Try Growing Catnip – There are certain things you can grow in your garden that will deter certain types of insects. Believe it or not, catnip is a great option. This can help deter many pests, including spiders and aphids. Another option is to plant onions, as their odor of them can deter certain insects.
Plant the Right Herbs – The types of herbs you decide to grow might also make a difference in how many pests you have issues with. For problems with flies, basil is a good option. If you want to keep ants out, plant tansies in your garden.
Pruning and Harvesting
The last thing you will do is learn how to prune and harvest your herbs, as this is how you will get your fresh herbs into your kitchen for cooking or using for natural remedies.
Pruning is the process of snipping certain parts of the plant or herb that are dying or overgrown, in order to make room for healthy growth of the herbs. This is necessary for most herbs, whether they are being grown indoors or outdoors.
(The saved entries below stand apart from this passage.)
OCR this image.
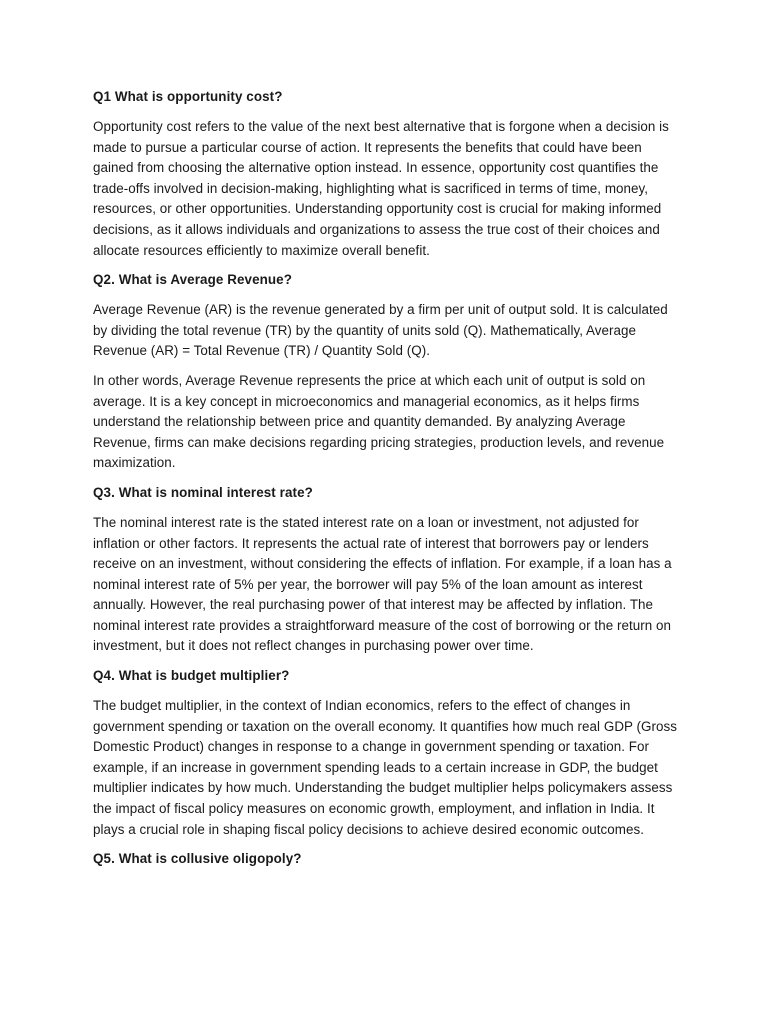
Q1 What is opportunity cost?

Opportunity cost refers to the value of the next best alternative that is forgone when a decision is made to pursue a particular course of action. It represents the benefits that could have been gained from choosing the alternative option instead. In essence, opportunity cost quantifies the trade-offs involved in decision-making, highlighting what is sacrificed in terms of time, money, resources, or other opportunities. Understanding opportunity cost is crucial for making informed decisions, as it allows individuals and organizations to assess the true cost of their choices and allocate resources efficiently to maximize overall benefit.

Q2. What is Average Revenue?

Average Revenue (AR) is the revenue generated by a firm per unit of output sold. It is calculated by dividing the total revenue (TR) by the quantity of units sold (Q). Mathematically, Average Revenue (AR) = Total Revenue (TR) / Quantity Sold (Q).

In other words, Average Revenue represents the price at which each unit of output is sold on average. It is a key concept in microeconomics and managerial economics, as it helps firms understand the relationship between price and quantity demanded. By analyzing Average Revenue, firms can make decisions regarding pricing strategies, production levels, and revenue maximization.

Q3. What is nominal interest rate?

The nominal interest rate is the stated interest rate on a loan or investment, not adjusted for inflation or other factors. It represents the actual rate of interest that borrowers pay or lenders receive on an investment, without considering the effects of inflation. For example, if a loan has a nominal interest rate of 5% per year, the borrower will pay 5% of the loan amount as interest annually. However, the real purchasing power of that interest may be affected by inflation. The nominal interest rate provides a straightforward measure of the cost of borrowing or the return on investment, but it does not reflect changes in purchasing power over time.

Q4. What is budget multiplier?

The budget multiplier, in the context of Indian economics, refers to the effect of changes in government spending or taxation on the overall economy. It quantifies how much real GDP (Gross Domestic Product) changes in response to a change in government spending or taxation. For example, if an increase in government spending leads to a certain increase in GDP, the budget multiplier indicates by how much. Understanding the budget multiplier helps policymakers assess the impact of fiscal policy measures on economic growth, employment, and inflation in India. It plays a crucial role in shaping fiscal policy decisions to achieve desired economic outcomes.

Q5. What is collusive oligopoly?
For herbs, you typically prune by cutting the tips of the leaves, as well as removing leaves or growth that are dying and affecting the healthy growth of the plant.
To harvest your herbs, you simply are removing the flowering herbs when you want to use them. You can either use them that same day when you are cooking, or dry them to store for later. Wait until they are fully developed for the best results.
Last Tips for Your Organic Herb Garden
Now you can go and enjoy your fresh herbs! There’s nothing like getting to eat food that you’ve grown with your own hands and efforts. As an added bonus, here are a few additional tips and facts that might interest you:
- Fresh herbs taste better than dried herbs you buy. The flavor and aroma are strongest when you first harvest them.
- In most cases, herbs naturally get rid of pests.
- Don’t let your pets play or hang out in your herb garden so they can be free of contamination.
- Herbs in the mint family need more water.
- Seeds usually take a longer time to dry, sometimes as long as 2 weeks.